As seen from the above, in the prior art method, the final placement state greatly depends upon the initial placement state. In addition, if the number of continuous replacing and moving operations is limited to a small value, an improvement processing ends before it reaches the best placement state, and the final placement state is apt to become a local minimum solution which minimizes the wiring length only locally. On the other hand, if the replacing and moving operations of the circuit blocks are continuously repeated in order to obtain the best placement, the number of continuous replacing and moving operations becomes large, and a processing time correspondingly becomes long. In particular, the larger the number of circuit blocks is, the larger the number of continuous replacing and moving operations becomes.

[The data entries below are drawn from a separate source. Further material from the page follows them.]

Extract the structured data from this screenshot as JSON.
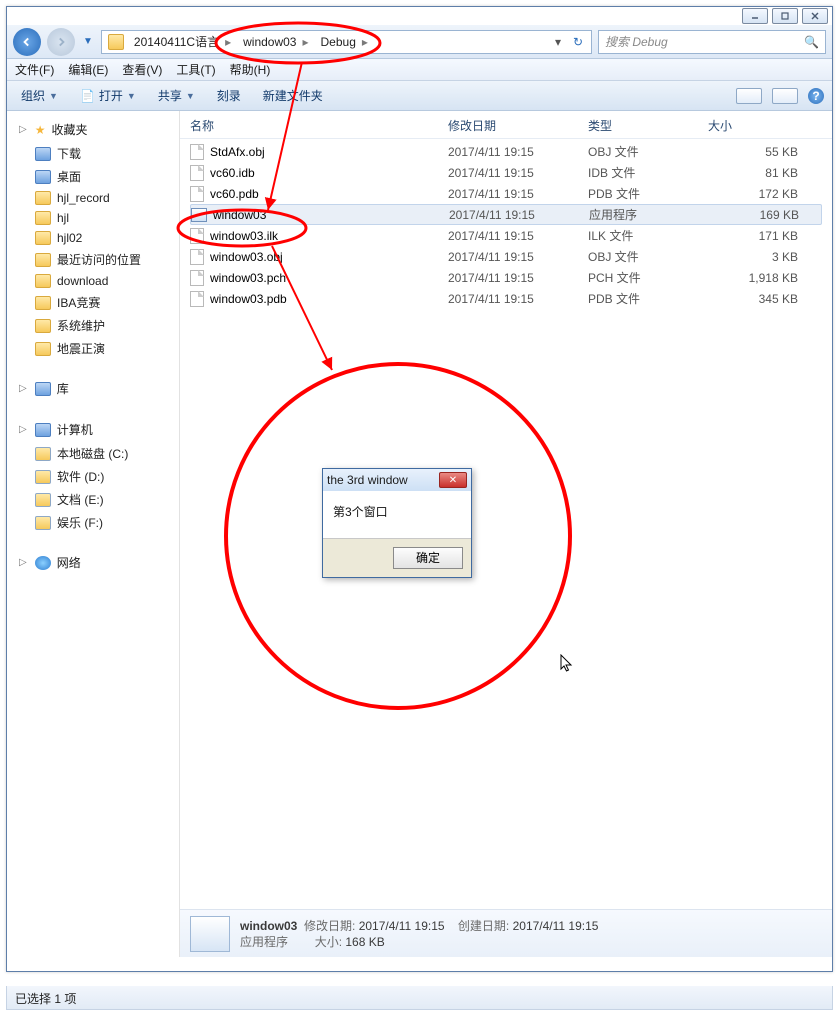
{
  "caption_buttons": [
    "minimize",
    "maximize",
    "close"
  ],
  "breadcrumb": [
    "20140411C语言",
    "window03",
    "Debug"
  ],
  "search_placeholder": "搜索 Debug",
  "menus": {
    "file": "文件(F)",
    "edit": "编辑(E)",
    "view": "查看(V)",
    "tools": "工具(T)",
    "help": "帮助(H)"
  },
  "toolbar": {
    "organize": "组织",
    "open": "打开",
    "share": "共享",
    "burn": "刻录",
    "newfolder": "新建文件夹"
  },
  "sidebar": {
    "favorites_title": "收藏夹",
    "favorites": [
      {
        "label": "下载",
        "icon": "blue"
      },
      {
        "label": "桌面",
        "icon": "blue"
      },
      {
        "label": "hjl_record",
        "icon": "folder"
      },
      {
        "label": "hjl",
        "icon": "folder"
      },
      {
        "label": "hjl02",
        "icon": "folder"
      },
      {
        "label": "最近访问的位置",
        "icon": "folder"
      },
      {
        "label": "download",
        "icon": "folder"
      },
      {
        "label": "IBA竞赛",
        "icon": "folder"
      },
      {
        "label": "系统维护",
        "icon": "folder"
      },
      {
        "label": "地震正演",
        "icon": "folder"
      }
    ],
    "libraries_title": "库",
    "computer_title": "计算机",
    "drives": [
      {
        "label": "本地磁盘 (C:)"
      },
      {
        "label": "软件 (D:)"
      },
      {
        "label": "文档 (E:)"
      },
      {
        "label": "娱乐 (F:)"
      }
    ],
    "network_title": "网络"
  },
  "columns": {
    "name": "名称",
    "modified": "修改日期",
    "type": "类型",
    "size": "大小"
  },
  "files": [
    {
      "name": "StdAfx.obj",
      "date": "2017/4/11 19:15",
      "type": "OBJ 文件",
      "size": "55 KB",
      "ic": "file"
    },
    {
      "name": "vc60.idb",
      "date": "2017/4/11 19:15",
      "type": "IDB 文件",
      "size": "81 KB",
      "ic": "file"
    },
    {
      "name": "vc60.pdb",
      "date": "2017/4/11 19:15",
      "type": "PDB 文件",
      "size": "172 KB",
      "ic": "file"
    },
    {
      "name": "window03",
      "date": "2017/4/11 19:15",
      "type": "应用程序",
      "size": "169 KB",
      "ic": "exe",
      "selected": true
    },
    {
      "name": "window03.ilk",
      "date": "2017/4/11 19:15",
      "type": "ILK 文件",
      "size": "171 KB",
      "ic": "file"
    },
    {
      "name": "window03.obj",
      "date": "2017/4/11 19:15",
      "type": "OBJ 文件",
      "size": "3 KB",
      "ic": "file"
    },
    {
      "name": "window03.pch",
      "date": "2017/4/11 19:15",
      "type": "PCH 文件",
      "size": "1,918 KB",
      "ic": "file"
    },
    {
      "name": "window03.pdb",
      "date": "2017/4/11 19:15",
      "type": "PDB 文件",
      "size": "345 KB",
      "ic": "file"
    }
  ],
  "details": {
    "name": "window03",
    "type": "应用程序",
    "mod_key": "修改日期:",
    "mod_val": "2017/4/11 19:15",
    "size_key": "大小:",
    "size_val": "168 KB",
    "cre_key": "创建日期:",
    "cre_val": "2017/4/11 19:15"
  },
  "statusbar": "已选择 1 项",
  "popup": {
    "title": "the 3rd window",
    "body": "第3个窗口",
    "ok": "确定"
  }
}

The inventor of the present application examined the cause of the above mentioned problems. A first problem is that the final placement state greatly depends upon the initial placement state. The cause for this first problem is considered that the circuit block replacement and movement is started from a given initial placement. A second problem is that the final placement state depends upon the number of continuous replacing and moving operations of the circuit blocks. The cause for this second problem is considered that if the number of continuous replacing and moving operations is set to a small value, an improvement processing ends before it reaches the best placement state, and the final placement state is apt to become a local minimum solution which minimizes the wiring length only locally, and on the other hand, if the number of continuous replacing and moving operations is set to a large value, the processing time becomes long. A third problem is that the larger the number of circuit blocks is, the larger the number of continuous replacing and moving operations becomes. The cause for this third problem is considered that, in order to obtain the best placement, if the circuit blocks are not replaced throughout, the final placement state is apt to become a local minimum solution which minimizes the wiring length only locally, and therefore, the number of continuous replacing and moving operations executed is apt to be made large.